State and Local Rebate Programs
Many states, cities and utility companies have created programs to encourage businesses to switch to solar power. The amount of the rebate subsidy varies by program, but some are generous enough to cover up to 40% of your system cost. However, these programs are designed to reward early adopters of solar power, so the rebate amount per project continues to drop as the allotted funds are consumed. ARE will identify all of the qualifying programs for your business and file the required paperwork for you.
Federal Tax Credits
The federal government offers a number of solar incentives, including a 30% investment tax credit (ITC) on the solar system cost.
SRECs
In New Jersey, the state rewards businesses that have solar installations with Solar Renewable Energy Certificates (SRECs) for producing green energy. For every 1,000 kWh that you generate from your solar installation, you earn one SREC. At the same time, the Board of Public Utilities is charging utility companies for the non-renewable energy they produce up to a percentage. Utilities have to option of investing in their own renewable energy facilities or they can buy SRECs from other solar installations, such as the one in your business.

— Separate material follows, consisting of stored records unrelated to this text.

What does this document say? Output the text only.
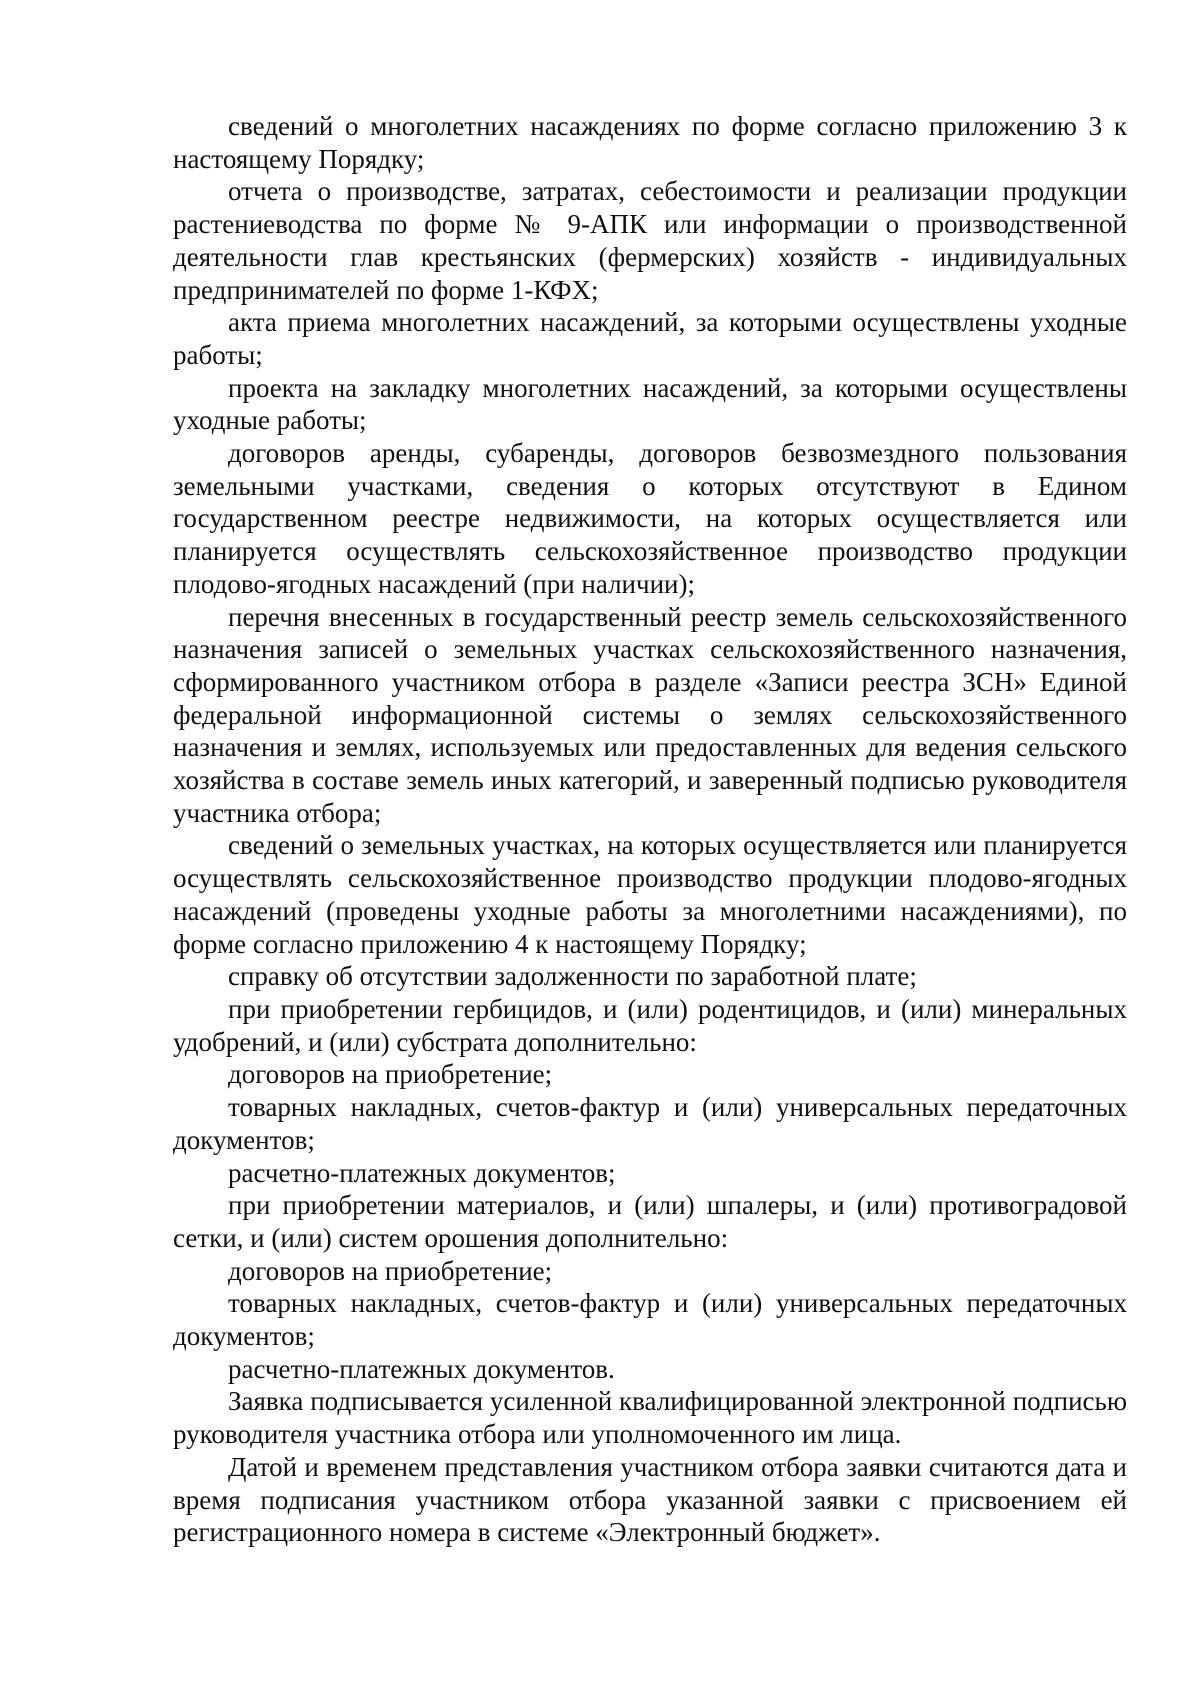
сведений о многолетних насаждениях по форме согласно приложению 3 к настоящему Порядку;

отчета о производстве, затратах, себестоимости и реализации продукции растениеводства по форме № 9-АПК или информации о производственной деятельности глав крестьянских (фермерских) хозяйств - индивидуальных предпринимателей по форме 1-КФХ;

акта приема многолетних насаждений, за которыми осуществлены уходные работы;

проекта на закладку многолетних насаждений, за которыми осуществлены уходные работы;

договоров аренды, субаренды, договоров безвозмездного пользования земельными участками, сведения о которых отсутствуют в Едином государственном реестре недвижимости, на которых осуществляется или планируется осуществлять сельскохозяйственное производство продукции плодово-ягодных насаждений (при наличии);

перечня внесенных в государственный реестр земель сельскохозяйственного назначения записей о земельных участках сельскохозяйственного назначения, сформированного участником отбора в разделе «Записи реестра ЗСН» Единой федеральной информационной системы о землях сельскохозяйственного назначения и землях, используемых или предоставленных для ведения сельского хозяйства в составе земель иных категорий, и заверенный подписью руководителя участника отбора;

сведений о земельных участках, на которых осуществляется или планируется осуществлять сельскохозяйственное производство продукции плодово-ягодных насаждений (проведены уходные работы за многолетними насаждениями), по форме согласно приложению 4 к настоящему Порядку;

справку об отсутствии задолженности по заработной плате;

при приобретении гербицидов, и (или) родентицидов, и (или) минеральных удобрений, и (или) субстрата дополнительно:

договоров на приобретение;

товарных накладных, счетов-фактур и (или) универсальных передаточных документов;

расчетно-платежных документов;

при приобретении материалов, и (или) шпалеры, и (или) противоградовой сетки, и (или) систем орошения дополнительно:

договоров на приобретение;

товарных накладных, счетов-фактур и (или) универсальных передаточных документов;

расчетно-платежных документов.

Заявка подписывается усиленной квалифицированной электронной подписью руководителя участника отбора или уполномоченного им лица.

Датой и временем представления участником отбора заявки считаются дата и время подписания участником отбора указанной заявки с присвоением ей регистрационного номера в системе «Электронный бюджет».
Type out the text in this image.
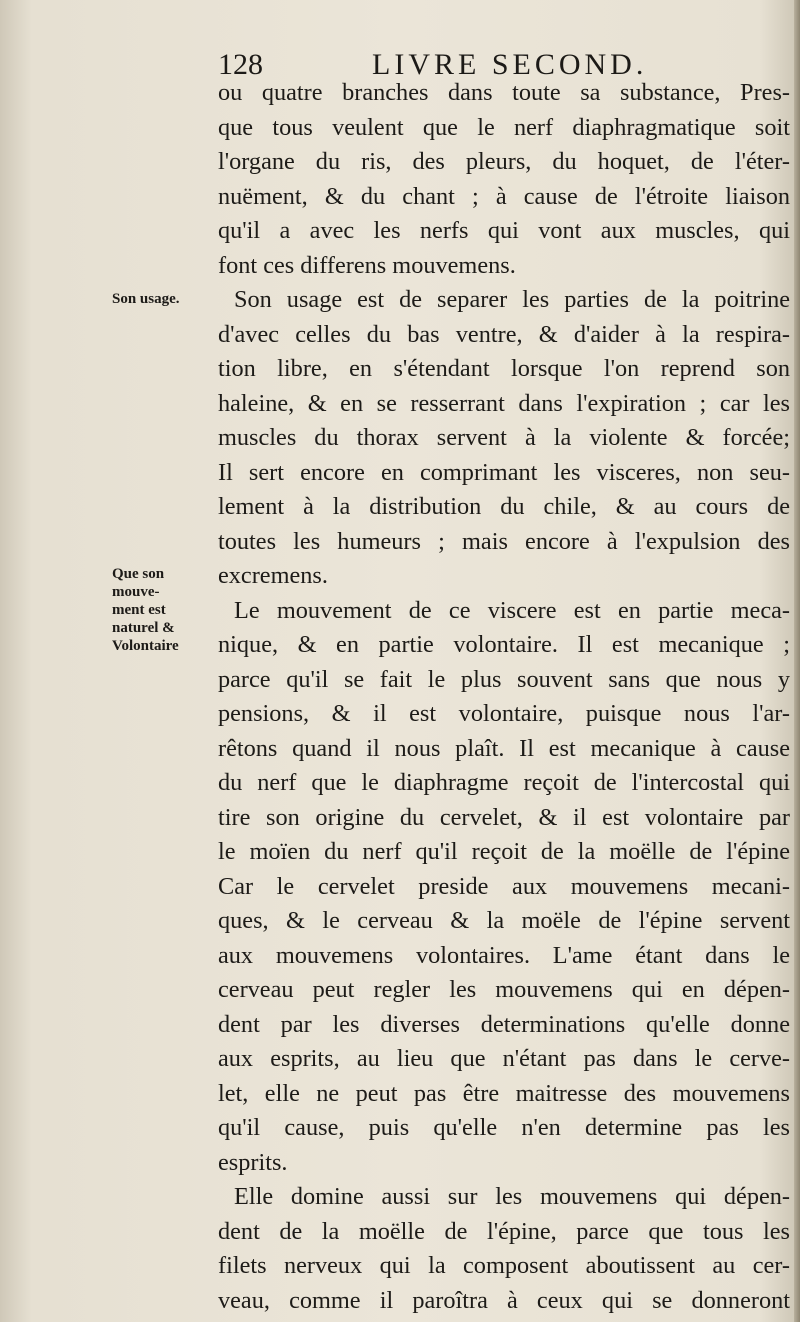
128	LIVRE SECOND.
Son usage.
Que son
mouve-
ment est
naturel &
Volontaire
ou quatre branches dans toute sa substance, Pres-
que tous veulent que le nerf diaphragmatique soit
l'organe du ris, des pleurs, du hoquet, de l'éter-
nuëment, & du chant ; à cause de l'étroite liaison
qu'il a avec les nerfs qui vont aux muscles, qui
font ces differens mouvemens.
Son usage est de separer les parties de la poitrine
d'avec celles du bas ventre, & d'aider à la respira-
tion libre, en s'étendant lorsque l'on reprend son
haleine, & en se resserrant dans l'expiration ; car les
muscles du thorax servent à la violente & forcée;
Il sert encore en comprimant les visceres, non seu-
lement à la distribution du chile, & au cours de
toutes les humeurs ; mais encore à l'expulsion des
excremens.
Le mouvement de ce viscere est en partie meca-
nique, & en partie volontaire. Il est mecanique ;
parce qu'il se fait le plus souvent sans que nous y
pensions, & il est volontaire, puisque nous l'ar-
rêtons quand il nous plaît. Il est mecanique à cause
du nerf que le diaphragme reçoit de l'intercostal qui
tire son origine du cervelet, & il est volontaire par
le moïen du nerf qu'il reçoit de la moëlle de l'épine
Car le cervelet preside aux mouvemens mecani-
ques, & le cerveau & la moële de l'épine servent
aux mouvemens volontaires. L'ame étant dans le
cerveau peut regler les mouvemens qui en dépen-
dent par les diverses determinations qu'elle donne
aux esprits, au lieu que n'étant pas dans le cerve-
let, elle ne peut pas être maitresse des mouvemens
qu'il cause, puis qu'elle n'en determine pas les
esprits.
Elle domine aussi sur les mouvemens qui dépen-
dent de la moëlle de l'épine, parce que tous les
filets nerveux qui la composent aboutissent au cer-
veau, comme il paroîtra à ceux qui se donneront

For utilities to buy these SRECs, they are traded in the open market and have been traded on the spot market for approximately $700 as of April 2010. A business with a solar system can use SRECs as a revenue stream to earn returns on their investment, or they can surrender their SRECs for 15 years to pay back a loan to finance their system.
To find the latest SREC market values, go to: www.njcep.com .
Accelerated Depreciation
Another federal incentive available to businesses is the accelerated depreciation of the solar asset that follows the Modified Accelerated Cost Recovery System (MACRS) technique. This accelerated depreciation is a five year MACRS spread over 6 years where more than 50% of the asset is depreciated in the first two years.